The Federal Capital Territory Administration says it will begin a supplementary polio immunisation campaign from July 29 to August 11, to sustain the poliovirus-free status in the FCT and Nigeria.
Acting Secretary, Health and Human Services Secretariat, FCTA, Mr. Malan Haruna, made this known during a news conference organised in collaboration with the World Health Organisation in Abuja.
He recalled that Nigeria has been certified free of the Wild Polio Virus since August 25, 2020, by the WHO, but that however, a strain of the virus was detected.
According to him, the strain, if left unattended, can increase the risk of polio incidence resurfacing in the country.
“This is why this supplemental exercise of polio immunisation is crucial to curb the virus from spreading.”
Haruna said immunisation officers would go from house to house, marketplaces, worship centres, schools, and other public places to immunise all children from age zero to 59 months.
He urged parents to present their children for immunisation to strengthen their immunity against the virus.
On his part, Executive Secretary, FCT Primary Health Care Board, Dr. Isah Vatsa, said that a made-in-Nigeria Indomie noodles would be given to every child who receives the vaccine.
This, according to him, will serve as an incentive to parents and caregivers to bring out their children for immunisation.
Vasta revealed that a total of 26,939 cartons of 40 pieces each of noodles, totalling 1.19 million pieces have been procured.
The strategy, we believe, will improve uptake of the vaccines and it will be strictly monitored to avoid abuse and misuse,” he added.
Vasta said that a total of 1.3 million children ages zero to 59 months would be vaccinated with the novel Oral Polio Vaccine (nOPV2), adding that 1.2 million children from six weeks to 59 months would also be vaccinated with the Fractional Inactivated Polio Vaccine (FIPV).
He said that despite the polio-free status, the transmission of another strain, the Circulating Variant Poliovirus type2 (CVPV2) strain, had continued, with 168 cases in Nigeria in 2022 alone.
“For Nigeria to be completely Polio free, we must interrupt the residual risk of all forms of poliovirus and boost routine immunization coverage in the country. We are on course, as we have recorded only 14 cases in Nigeria in 2023,” he said.
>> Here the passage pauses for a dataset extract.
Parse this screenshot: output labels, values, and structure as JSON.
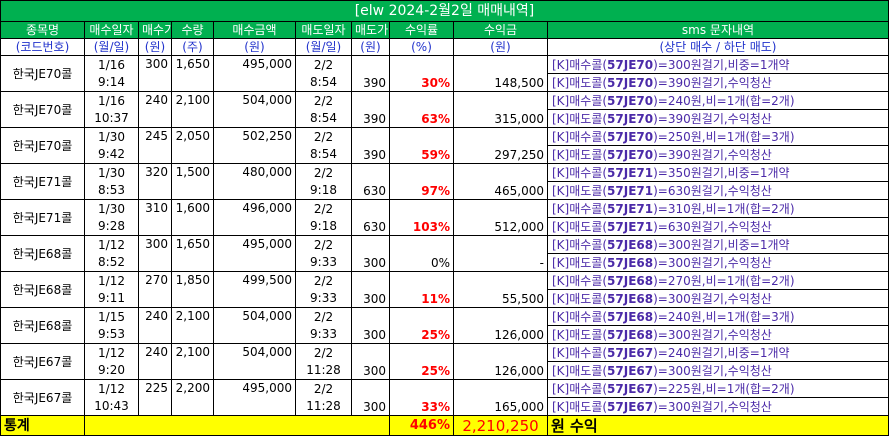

Vatsa said that although no case was recorded in the FCT, the risk was high considering that the world is a global village.
According to him, the danger of not interrupting the transmission of the VPV2 variant is that the weakened virus can revert to a form that causes illness and paralysis.
He added that the FCT Administration, through its PHCDB, in collaboration with development partners has deployed several strategies to ensure that every eligible child was reached.
The executive secretary further said that all the Primary Health Care facilities and government hospitals across the six area councils of the FCT would be used as vaccination posts.
He equally said that provisions have been made for temporary vaccination posts in churches, schools, markets, village squares and other designated points to ease the stress on the parents and caregivers.
WHO Coordinator, Integrated Health Service Delivery in the FCT, Dr. Kumshida Balami, noted that significant progress has been made to address the evolving risk of circulating vaccine-derived type 2 Polio in Nigeria.
She, however, said that despite efforts made, there were still challenges and gaps, adding, “We have issues regarding missed children in hard-to-reach communities, the major risk associated with the transmission of the virus, low immunity to type 2 Poliovirus, and insecurity among others.
“This is why we are here to inform residents about the immunisation campaign and the strategies employed to leave no child behind.”